The board is estimated to reach 40,000 to 50,000 cars per week and it will stay up until the end of June.

“Our two clubs are so proud to do something to try and make a difference in ending the COVID-19 pandemic,” said Lewis River Club President Linda Allen in a news release. “Rotary has made a difference around the world tackling polio. We just felt like this was a great opportunity for Rotary to take a lead in making a difference here at home knocking down COVID-19.”

The campaign relates the Rotary International members’ effort to end polio through vaccines starting in 1988, said Nelson Holmberg, Rotary Club of Three Creeks co-founder.

Currently, there are only two countries that reportedly have polio cases, Afghanistan and Pakistan, Holmberg said.

Annual polio cases have decreased by 99.9 percent since the 1988 initiative, according to the World Health Organization.



“It has largely been due to vaccinations that we’ve been able to create a world where polio really doesn’t exist anymore,” Holmberg said.

He describes the Rotary Club of Three Creeks as “not your grandpa’s Rotary.” More than 50 percent of members are under the age of 60.

“The public perception of Rotary is that it’s a bunch of old, white men who sit around a table and write fat checks,” Holmberg said. “That’s not our club at all. We do a lot of volunteer service.”

Campbell said the group completes at least one service project a month. During the pandemic, club members found ways to continue serving the community, like picking up trash in neighborhoods or by baking cookies for a neighbor.

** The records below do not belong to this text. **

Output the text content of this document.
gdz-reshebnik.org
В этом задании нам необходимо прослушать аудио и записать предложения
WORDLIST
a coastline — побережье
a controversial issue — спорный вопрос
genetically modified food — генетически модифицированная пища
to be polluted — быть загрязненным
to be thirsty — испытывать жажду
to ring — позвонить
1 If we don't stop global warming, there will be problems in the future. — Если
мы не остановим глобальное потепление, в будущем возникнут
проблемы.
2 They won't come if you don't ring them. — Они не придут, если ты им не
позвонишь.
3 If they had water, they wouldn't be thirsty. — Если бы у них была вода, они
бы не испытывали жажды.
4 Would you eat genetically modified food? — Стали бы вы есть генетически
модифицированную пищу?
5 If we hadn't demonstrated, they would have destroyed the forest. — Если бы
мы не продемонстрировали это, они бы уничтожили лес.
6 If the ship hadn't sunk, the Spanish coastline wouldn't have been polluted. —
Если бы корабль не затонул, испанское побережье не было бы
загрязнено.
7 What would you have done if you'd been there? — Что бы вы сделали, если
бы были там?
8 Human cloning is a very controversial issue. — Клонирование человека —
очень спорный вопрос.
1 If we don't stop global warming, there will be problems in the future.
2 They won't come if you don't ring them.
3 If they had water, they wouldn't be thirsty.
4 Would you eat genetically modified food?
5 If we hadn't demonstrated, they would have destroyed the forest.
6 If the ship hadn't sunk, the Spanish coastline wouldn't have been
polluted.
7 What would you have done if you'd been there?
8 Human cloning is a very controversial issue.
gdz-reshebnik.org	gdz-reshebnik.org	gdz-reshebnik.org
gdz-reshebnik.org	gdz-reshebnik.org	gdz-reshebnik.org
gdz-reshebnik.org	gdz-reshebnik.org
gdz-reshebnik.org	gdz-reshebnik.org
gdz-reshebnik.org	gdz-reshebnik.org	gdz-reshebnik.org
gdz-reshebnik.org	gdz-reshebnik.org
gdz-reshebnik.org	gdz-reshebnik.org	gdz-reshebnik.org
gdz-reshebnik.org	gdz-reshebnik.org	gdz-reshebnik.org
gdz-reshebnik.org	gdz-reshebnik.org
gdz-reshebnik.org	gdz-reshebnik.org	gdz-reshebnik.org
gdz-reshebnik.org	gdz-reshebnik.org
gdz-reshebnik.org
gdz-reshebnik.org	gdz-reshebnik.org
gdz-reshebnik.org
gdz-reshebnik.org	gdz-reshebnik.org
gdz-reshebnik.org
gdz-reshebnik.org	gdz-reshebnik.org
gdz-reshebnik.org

As more people became vaccinated, the club was able to hold more outdoor cleanup events and food repacking events for the local food bank, she said.

The Rotary Club relies on one main event to fund a year’s worth of service, Campbell said. In March 2020, the group held its annual Dancing with the Local Stars, which raised about $40,000.

The club had to take a different approach this spring because of the pandemic. The fundraiser became Dining with the Local Stars in a “Chopped” format where nine local chefs raced to make the best dish. Then, the community could watch the pre-recorded videos from home.

The event brought in almost $55,000 worth of donations, Campbell said.

The Rotary of Three Creeks meets at 5:30 p.m. every first and third Thursday via Zoom.

“I think that it’s important to send a message, as an organization and as clubs, that we believe vaccines are a very viable way to address viruses, like polio and COVID-19,” Campbell said.